Re: [PATCH v2] tools/memory-model: Add extra ordering for locks and remove it for ordinary release/acquire

From: Michael Ellerman
Date: Wed Jul 18 2018 - 08:31:26 EST


Linus Torvalds <torvalds@xxxxxxxxxxxxxxxxxxxx> writes:
> On Tue, Jul 17, 2018 at 7:45 AM Michael Ellerman <mpe@xxxxxxxxxxxxxx> wrote:
>>
>>
>> Interesting. I don't see anything as high as 18%, it's more spread out:
>>
>> 7.81% context_switch [kernel.kallsyms] [k] cgroup_rstat_updated
>
> Oh, see that's the difference.
>
> You're running in a non-root cgroup, I think.

I'm not much of a cgroup expert, but yeah I think so:

# cat /proc/self/cgroup
7:cpuset:/
6:cpu,cpuacct:/user.slice
5:memory:/user.slice
...


I guess I need to boot with init=/bin/sh.

> That also means that your scheduler overhead has way more spinlocks,
> and in particular, you have that
>
> raw_spinlock_t *cpu_lock = per_cpu_ptr(&cgroup_rstat_cpu_lock, cpu);
> ..
> raw_spin_lock_irqsave(cpu_lock, flags);
>
> there too.
>
> So you have at least twice the spinlocks that my case had, and yes,
> the costs are way more spread out because your case has all that
> cgroup accounting too.

Yeah OK. And our locks are known to be more expensive generally, so that
and the cgroups seems like it accounts for most of the difference vs
x86.

> That said, I don't understand the powerpc memory ordering. I thought
> the rules were "isync on lock, lwsync on unlock".
>
> That's what the AIX docs imply, at least.
>
> In particular, I find:
>
> "isync is not a memory barrier instruction, but the
> load-compare-conditional branch-isync sequence can provide this
> ordering property"
>
> so why are you doing "sync/lwsync", when it sounds like "isync/lwsync"
> (for lock/unlock) is the right thing and would already give memory
> barrier semantics?

I think everyone else in the thread answered this already, and better
than I could.

Our options are sync/lwsync or lwsync/sync. I've been testing
lwsync/sync, because then we could also remove the conditional sync we
have in unlock (when there were IO accesses inside the lock).

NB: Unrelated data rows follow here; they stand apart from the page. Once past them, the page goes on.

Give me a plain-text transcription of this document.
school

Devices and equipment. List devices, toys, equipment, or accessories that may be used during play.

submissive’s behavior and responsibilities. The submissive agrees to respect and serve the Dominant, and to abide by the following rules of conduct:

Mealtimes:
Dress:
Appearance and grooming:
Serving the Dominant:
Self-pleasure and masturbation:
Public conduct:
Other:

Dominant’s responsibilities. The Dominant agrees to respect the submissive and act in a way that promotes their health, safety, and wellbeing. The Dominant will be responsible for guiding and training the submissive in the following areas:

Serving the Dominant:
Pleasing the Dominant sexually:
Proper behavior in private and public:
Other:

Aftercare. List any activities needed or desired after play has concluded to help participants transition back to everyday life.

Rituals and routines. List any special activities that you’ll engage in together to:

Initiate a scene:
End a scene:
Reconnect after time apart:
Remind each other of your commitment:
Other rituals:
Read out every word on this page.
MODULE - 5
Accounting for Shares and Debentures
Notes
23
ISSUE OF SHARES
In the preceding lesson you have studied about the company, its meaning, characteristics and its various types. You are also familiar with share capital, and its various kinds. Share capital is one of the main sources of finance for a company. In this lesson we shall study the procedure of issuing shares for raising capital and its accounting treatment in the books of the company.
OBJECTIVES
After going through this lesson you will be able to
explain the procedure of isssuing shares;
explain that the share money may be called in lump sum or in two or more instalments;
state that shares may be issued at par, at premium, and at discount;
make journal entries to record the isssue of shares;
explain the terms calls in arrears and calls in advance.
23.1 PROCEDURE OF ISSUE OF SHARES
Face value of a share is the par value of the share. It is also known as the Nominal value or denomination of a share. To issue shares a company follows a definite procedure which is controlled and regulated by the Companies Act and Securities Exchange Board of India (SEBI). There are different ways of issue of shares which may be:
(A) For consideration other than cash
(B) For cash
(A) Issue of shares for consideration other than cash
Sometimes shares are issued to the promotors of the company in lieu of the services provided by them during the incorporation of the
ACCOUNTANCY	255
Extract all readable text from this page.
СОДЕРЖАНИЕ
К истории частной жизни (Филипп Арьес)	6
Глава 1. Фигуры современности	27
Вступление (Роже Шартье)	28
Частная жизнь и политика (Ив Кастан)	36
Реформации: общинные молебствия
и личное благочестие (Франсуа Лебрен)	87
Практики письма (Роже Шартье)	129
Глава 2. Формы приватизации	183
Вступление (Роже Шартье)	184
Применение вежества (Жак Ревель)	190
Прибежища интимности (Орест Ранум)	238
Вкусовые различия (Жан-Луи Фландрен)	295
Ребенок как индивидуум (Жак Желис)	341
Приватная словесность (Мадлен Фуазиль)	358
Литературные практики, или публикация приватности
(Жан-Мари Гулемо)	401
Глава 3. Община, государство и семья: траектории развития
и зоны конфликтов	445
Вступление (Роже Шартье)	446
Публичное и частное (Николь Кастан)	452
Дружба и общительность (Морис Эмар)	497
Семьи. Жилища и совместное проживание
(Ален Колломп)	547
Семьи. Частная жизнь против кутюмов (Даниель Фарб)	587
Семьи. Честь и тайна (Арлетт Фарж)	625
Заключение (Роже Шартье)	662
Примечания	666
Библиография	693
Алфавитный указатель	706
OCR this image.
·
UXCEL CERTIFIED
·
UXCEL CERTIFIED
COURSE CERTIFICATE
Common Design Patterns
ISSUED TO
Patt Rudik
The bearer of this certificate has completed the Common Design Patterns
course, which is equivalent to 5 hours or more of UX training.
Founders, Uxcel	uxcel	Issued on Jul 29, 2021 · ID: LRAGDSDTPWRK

These days you can download the ISA [PDF], with no registration or
anything required, here's a direct link:

https://ibm.ent.box.com/index.php?rm=box_download_shared_file&shared_name=1hzcwkwf8rbju5h9iyf44wm94amnlcrv&file_id=f_253346319281

That has some docs on locking in Book3 appendix B.2 (page 915). It
doesn't really have that much detail, but it does talk a bit about using
lwsync vs isync.

cheers